The equation then becomes : \[
\frac{N}{area} \sim \frac{[eDNA]}{I_0(\overline{M}^b +
\frac{\sigma_M^2}{2}b(b-1)\overline{M}^{b-2})}
\] Where \(area\) is the area of
the lake.
Now that we have the model we want, let’s fit it.
library(dplyr)
library(brms)
library(ggplot2)
The data used are from Yates et al. (2020).

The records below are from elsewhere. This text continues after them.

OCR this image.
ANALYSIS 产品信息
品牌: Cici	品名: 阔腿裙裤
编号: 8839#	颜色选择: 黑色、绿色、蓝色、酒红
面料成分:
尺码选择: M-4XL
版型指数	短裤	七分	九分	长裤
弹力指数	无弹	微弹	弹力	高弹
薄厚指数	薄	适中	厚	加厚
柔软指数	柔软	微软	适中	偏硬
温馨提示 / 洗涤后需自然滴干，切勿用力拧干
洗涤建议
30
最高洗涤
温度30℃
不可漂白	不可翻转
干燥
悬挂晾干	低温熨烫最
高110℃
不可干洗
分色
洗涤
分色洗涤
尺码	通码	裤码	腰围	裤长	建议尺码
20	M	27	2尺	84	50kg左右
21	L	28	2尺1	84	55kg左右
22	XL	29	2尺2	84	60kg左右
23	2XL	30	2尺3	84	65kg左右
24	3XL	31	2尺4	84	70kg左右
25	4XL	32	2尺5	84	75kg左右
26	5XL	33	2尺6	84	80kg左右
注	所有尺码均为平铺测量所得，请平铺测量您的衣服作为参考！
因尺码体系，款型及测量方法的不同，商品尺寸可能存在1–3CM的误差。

data <- as.data.frame(matrix(ncol = 4, nrow = 9)) %>%
rename("eDNA"=V1, "N_per_ha"=V2,"mean_M"=V3, "var_M"=V4) %>%
mutate(eDNA = c(592.2,5131.1,2445.9,1240.4,3050.5,797.5, 7805.1, 917.4, 1530.6)) %>%
mutate(N_per_ha = c(63,284,225,112,121,119,1131,211,509)) %>%
mutate(mean_M = c(404.82,184.7,68.92,112.28,137.28,141.89,43.12,96.11,50.70)) %>%
mutate(var_M = c(17205.56,7167.08,1366.25,5353.76,5062.28,19279.91,505.63,26678.43,404.95))
mod <- bf(N_per_ha ~ eDNA/(exp(logI0)*(mean_M^b+(var_M/2)*b*(b-1)*mean_M^(b-2))),
logI0 ~ 1,
b ~ 1,
nl = T,
family = gaussian())
Here we will use informative priors to acount for known information on the fish metabolic rate and ensure the estimates are in the right order of magnitude.
prior <- c(prior(beta(0.7*4,(1-0.7)*4), nlpar = "b", lb=0, ub=1),
prior(normal(0,1), nlpar = "logI0", lb = 0),
prior(exponential(1), class = "sigma", lb = 0))
fit <- brm(formula = mod,
prior = prior,
data = data,
chains = 2,
cores = 2,
seed = 42, #This seed has all the answers
control = list(adapt_delta = 0.99), #for convergence
iter = 3000)
mcmc_plot(fit, type = "trace")
## No divergences to plot.
mcmc_plot(fit, type = "hist")
## `stat_bin()` using `bins = 30`. Pick better value with `binwidth`.
pp_check(fit)
## Using 10 posterior draws for ppc type 'dens_overlay' by default.
plot(conditional_effects(fit, effects = "eDNA"), points = TRUE)
Taylor expansions provides an acurate and easy way to approximate power laws functions that are omnipresent in nature.
H. Benaroya, S. Mi Han, and M. Nagurka. 2005. Probability Models in Engineering and Science. CRC Press.p.125-195.
M.C. Yates, D.M. Glaser, J.R. Post, M.E. Cristescu, D.J. Fraser, and A.M Derry. 2020. The relationship between eDNA particles concentration and organism abundance in nature is strenghtened by allometric scalling. Molecular Ecology, 13(3068-3082).